Rin baru saja ingin melontarkan pertanyaan ketika sebuah suara menghentikan percakapannya dengan Zura.
"Kakak?" Seorang gadis kecil dengan surai yang diikat ke atas tersenyum manis kepada mereka. Cepol dua yang lucu sekali, batin Rin gemas. "Namaku Hana, bisakah kalian membantuku, Kak?" tanyanya dengan ekspresi yang tampak memelas. Rin memandanginya dengan tatapan kasihan.
"Zu-Zura, kita harus menolongnya. Bukankah kau tadi bilang ... kau harus menolong orang yang sedang membutuhkan pertolongan?" Rin berkata kepada sang pemuda, mencoba membujuknya.
Zura yang sudah mengetahui semuanya terlihat sedang menggaruk tengkuknya yang tidak gatal, sembari menghela napas panjang ia tatapi gadis bernama Rin dengan tatapan maklum. Gadis di sebelahnya ini ... benar-benar polos rupanya.
SREET!
Secara tiba-tiba, ujung pedang yang berada di tangan Zura telah mengarah di leher gadis kecil bernama Hana. Rin terbelalak di tempatnya duduk.

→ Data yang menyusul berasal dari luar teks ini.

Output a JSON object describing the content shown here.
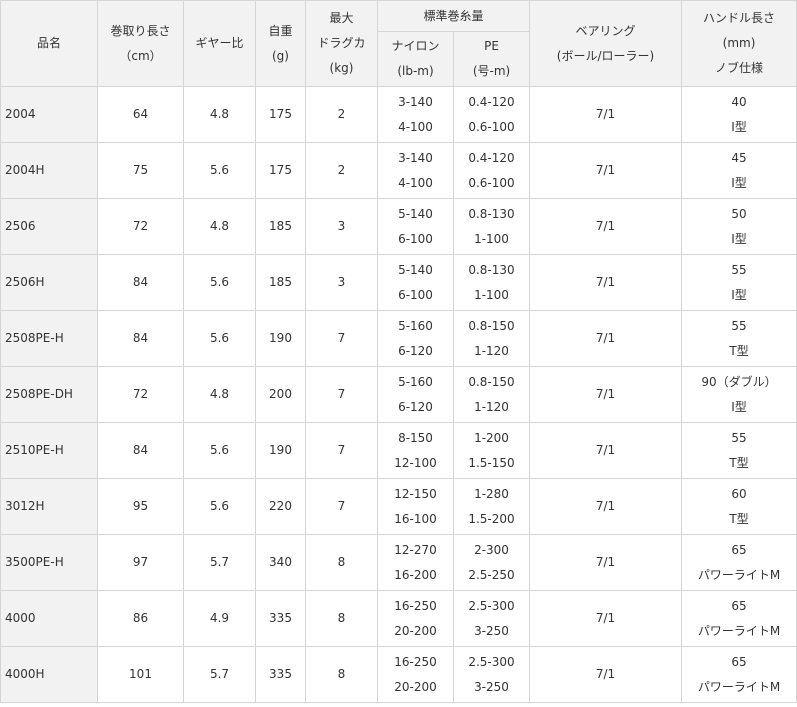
{
  "headers": {
    "name": "品名",
    "retrieve": [
      "巻取り長さ",
      "（cm）"
    ],
    "gear": "ギヤー比",
    "weight": [
      "自重",
      "(g)"
    ],
    "drag": [
      "最大",
      "ドラグカ",
      "(kg)"
    ],
    "capacity": "標準巻糸量",
    "nylon": [
      "ナイロン",
      "(lb-m)"
    ],
    "pe": [
      "PE",
      "(号-m)"
    ],
    "bearing": [
      "ベアリング",
      "(ボール/ローラー)"
    ],
    "handle": [
      "ハンドル長さ",
      "(mm)",
      "ノブ仕様"
    ]
  },
  "rows": [
    {
      "name": "2004",
      "retrieve": "64",
      "gear": "4.8",
      "weight": "175",
      "drag": "2",
      "nylon": [
        "3-140",
        "4-100"
      ],
      "pe": [
        "0.4-120",
        "0.6-100"
      ],
      "bearing": "7/1",
      "handle": [
        "40",
        "I型"
      ]
    },
    {
      "name": "2004H",
      "retrieve": "75",
      "gear": "5.6",
      "weight": "175",
      "drag": "2",
      "nylon": [
        "3-140",
        "4-100"
      ],
      "pe": [
        "0.4-120",
        "0.6-100"
      ],
      "bearing": "7/1",
      "handle": [
        "45",
        "I型"
      ]
    },
    {
      "name": "2506",
      "retrieve": "72",
      "gear": "4.8",
      "weight": "185",
      "drag": "3",
      "nylon": [
        "5-140",
        "6-100"
      ],
      "pe": [
        "0.8-130",
        "1-100"
      ],
      "bearing": "7/1",
      "handle": [
        "50",
        "I型"
      ]
    },
    {
      "name": "2506H",
      "retrieve": "84",
      "gear": "5.6",
      "weight": "185",
      "drag": "3",
      "nylon": [
        "5-140",
        "6-100"
      ],
      "pe": [
        "0.8-130",
        "1-100"
      ],
      "bearing": "7/1",
      "handle": [
        "55",
        "I型"
      ]
    },
    {
      "name": "2508PE-H",
      "retrieve": "84",
      "gear": "5.6",
      "weight": "190",
      "drag": "7",
      "nylon": [
        "5-160",
        "6-120"
      ],
      "pe": [
        "0.8-150",
        "1-120"
      ],
      "bearing": "7/1",
      "handle": [
        "55",
        "T型"
      ]
    },
    {
      "name": "2508PE-DH",
      "retrieve": "72",
      "gear": "4.8",
      "weight": "200",
      "drag": "7",
      "nylon": [
        "5-160",
        "6-120"
      ],
      "pe": [
        "0.8-150",
        "1-120"
      ],
      "bearing": "7/1",
      "handle": [
        "90（ダブル）",
        "I型"
      ]
    },
    {
      "name": "2510PE-H",
      "retrieve": "84",
      "gear": "5.6",
      "weight": "190",
      "drag": "7",
      "nylon": [
        "8-150",
        "12-100"
      ],
      "pe": [
        "1-200",
        "1.5-150"
      ],
      "bearing": "7/1",
      "handle": [
        "55",
        "T型"
      ]
    },
    {
      "name": "3012H",
      "retrieve": "95",
      "gear": "5.6",
      "weight": "220",
      "drag": "7",
      "nylon": [
        "12-150",
        "16-100"
      ],
      "pe": [
        "1-280",
        "1.5-200"
      ],
      "bearing": "7/1",
      "handle": [
        "60",
        "T型"
      ]
    },
    {
      "name": "3500PE-H",
      "retrieve": "97",
      "gear": "5.7",
      "weight": "340",
      "drag": "8",
      "nylon": [
        "12-270",
        "16-200"
      ],
      "pe": [
        "2-300",
        "2.5-250"
      ],
      "bearing": "7/1",
      "handle": [
        "65",
        "パワーライトM"
      ]
    },
    {
      "name": "4000",
      "retrieve": "86",
      "gear": "4.9",
      "weight": "335",
      "drag": "8",
      "nylon": [
        "16-250",
        "20-200"
      ],
      "pe": [
        "2.5-300",
        "3-250"
      ],
      "bearing": "7/1",
      "handle": [
        "65",
        "パワーライトM"
      ]
    },
    {
      "name": "4000H",
      "retrieve": "101",
      "gear": "5.7",
      "weight": "335",
      "drag": "8",
      "nylon": [
        "16-250",
        "20-200"
      ],
      "pe": [
        "2.5-300",
        "3-250"
      ],
      "bearing": "7/1",
      "handle": [
        "65",
        "パワーライトM"
      ]
    }
  ]
}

"Zura! Apa yang kau lakukan?" pekik gadis Akibara dengan panik.
"Diam." Zura melayangkan pelototan tajam pada Rin. Pandangan yang menusuk dan suara yang begitu dingin dari sang pemuda membuat Rin seketika membeku di tempat. Bukankah Zura yang tadi ia ketahui adalah orang yang ceria? Mengapa sekarang berbeda?
"J-jangan bunuh dia! Apa yang terjadi padamu?" seru Rin lagi dengan panik. Gadis itu lalu berdiri dan merentangkan kedua tangannya untuk membentengi Hana dari tajamnya pedang milik Zura.

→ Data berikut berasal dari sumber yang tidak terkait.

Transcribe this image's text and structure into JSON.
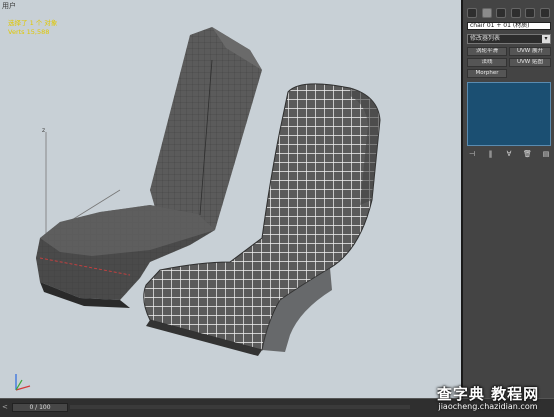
{
  "viewport": {
    "label": "用户",
    "stats": [
      "选择了 1 个 对象",
      "Verts  15,588"
    ]
  },
  "command_panel": {
    "object_name": "chair 01 + 01 (材质)",
    "modifier_list": "修改器列表",
    "buttons": {
      "smooth_mesh": "涡轮平滑",
      "uvw_unwrap": "UVW 展开",
      "normal": "法线",
      "uvw_map": "UVW 贴图",
      "morpher": "Morpher"
    }
  },
  "timeline": {
    "frame": "0 / 100",
    "left_marker": "<"
  },
  "watermark": {
    "title": "查字典 教程网",
    "url": "jiaocheng.chazidian.com"
  },
  "icons": {
    "pin-stack": "⊣",
    "show-end-result": "‖",
    "make-unique": "∀",
    "remove-modifier": "🗑",
    "configure-sets": "▤"
  },
  "colors": {
    "viewport_bg": "#c8d0d6",
    "stack_bg": "#1b4f72",
    "stats_text": "#e0c800"
  }
}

Brutal, Zura menggerakkan kakinya sehingga ia telah melewati tubuh Rin dan menarik kerah yukata yang dikenakan oleh Hana hingga roh kecil tersebut terpelanting. Tak peduli dengan teriakan Rin, Zura berlari menuju sang roh yang masih tergeletak dan mencoba bangkit.
"ZURAA! JANGAAAN!!"
TAP!
Zura mengarahkan pedangnya pada sang roh berwujud anak kecil tersebut dan menusukannya tepat di jantungnya. Roh anak kecil tersebut perlahan menjadi asap dan menghilang dari pandangan. Menyisakan Rin yang kehilangan kata-kata dan Zura yang mulai melangkah pelan menghampiri sang gadis.

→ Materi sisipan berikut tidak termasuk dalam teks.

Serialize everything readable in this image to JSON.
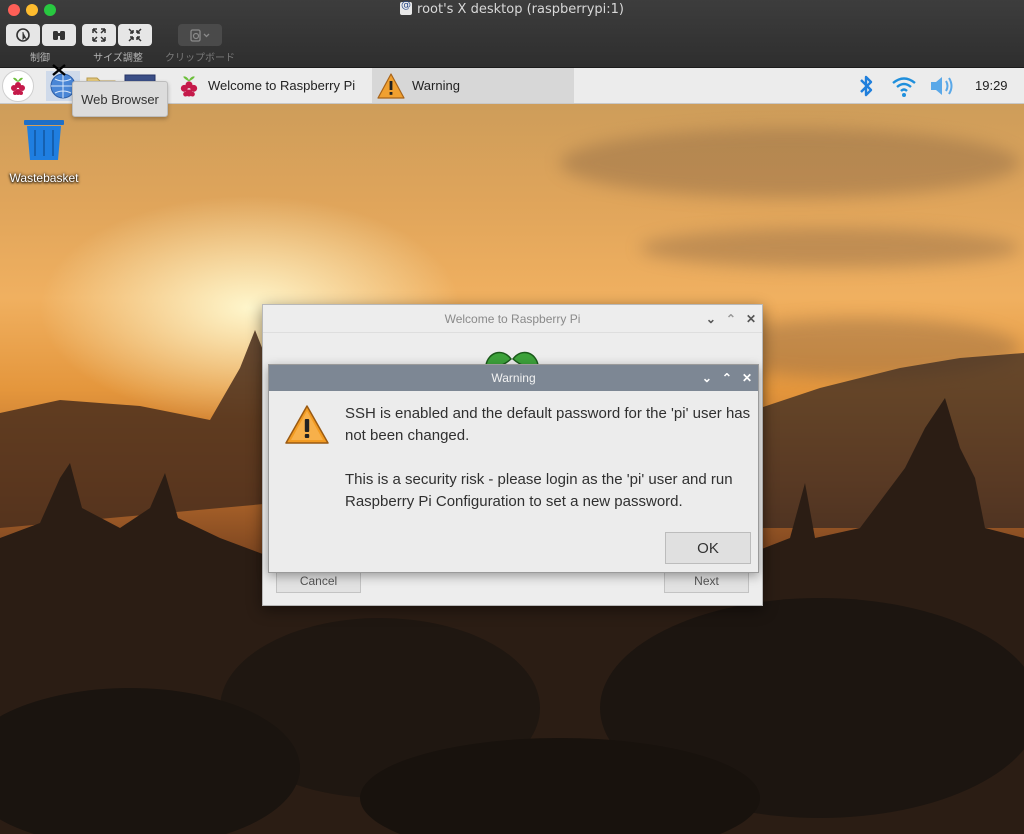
{
  "host_window": {
    "title": "root's X desktop (raspberrypi:1)",
    "toolbar": {
      "control_label": "制御",
      "resize_label": "サイズ調整",
      "clipboard_label": "クリップボード"
    }
  },
  "panel": {
    "tooltip": "Web Browser",
    "tasks": [
      {
        "label": "Welcome to Raspberry Pi"
      },
      {
        "label": "Warning"
      }
    ],
    "clock": "19:29"
  },
  "desktop": {
    "icons": [
      {
        "label": "Wastebasket"
      }
    ]
  },
  "welcome_window": {
    "title": "Welcome to Raspberry Pi",
    "cancel_label": "Cancel",
    "next_label": "Next"
  },
  "warning_dialog": {
    "title": "Warning",
    "message_1": "SSH is enabled and the default password for the 'pi' user has not been changed.",
    "message_2": "This is a security risk - please login as the 'pi' user and run Raspberry Pi Configuration to set a new password.",
    "ok_label": "OK"
  },
  "colors": {
    "warning_titlebar": "#7d8794",
    "bluetooth": "#1f7fdc",
    "wifi": "#1f8fdc"
  }
}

"Kenapa? Kenapa kau membunuhnya?" Manik hitam Rin menolak menatap iris merahnya Zura dan memilih beradu dengan tanah.
Zura menghela napas, lalu berkata, "Yang kau lihat tadi itu adalah roh jahat. Dia mencoba menjebakmu karena tahu kau adalah manusia dan ia ingin membunuhmu di sini. Kau mungkin tidak menyadarinya, tapi ada hawa jahat di dalam dirinya. Makhluk tadi tidak berminat menjadi baik."
Nada suara Zura yang kembali ramah membuat Rin memberanikan diri menengadahkan wajahnya. Sang gadis Akibara merasa lega karena yang ia temukan bukanlah ekspresi dingin dan keji seperti tadi, melainkan ekspresi Zura yang ramah seperti biasanya.
"Maaf, ya," ucap Zura penuh sesal. Pemuda itu lalu mengalihkan pandangannya ke arah lain, ekspresinya menunjukkan rasa bersalah. "Aku punya beberapa kepribadian dalam diriku ini. Aku yang kuudere, dandere, yandere, dan tsundere. Karena itulah, kau akan melihat sifat dan sikap yang akan berubah-ubah dari diriku."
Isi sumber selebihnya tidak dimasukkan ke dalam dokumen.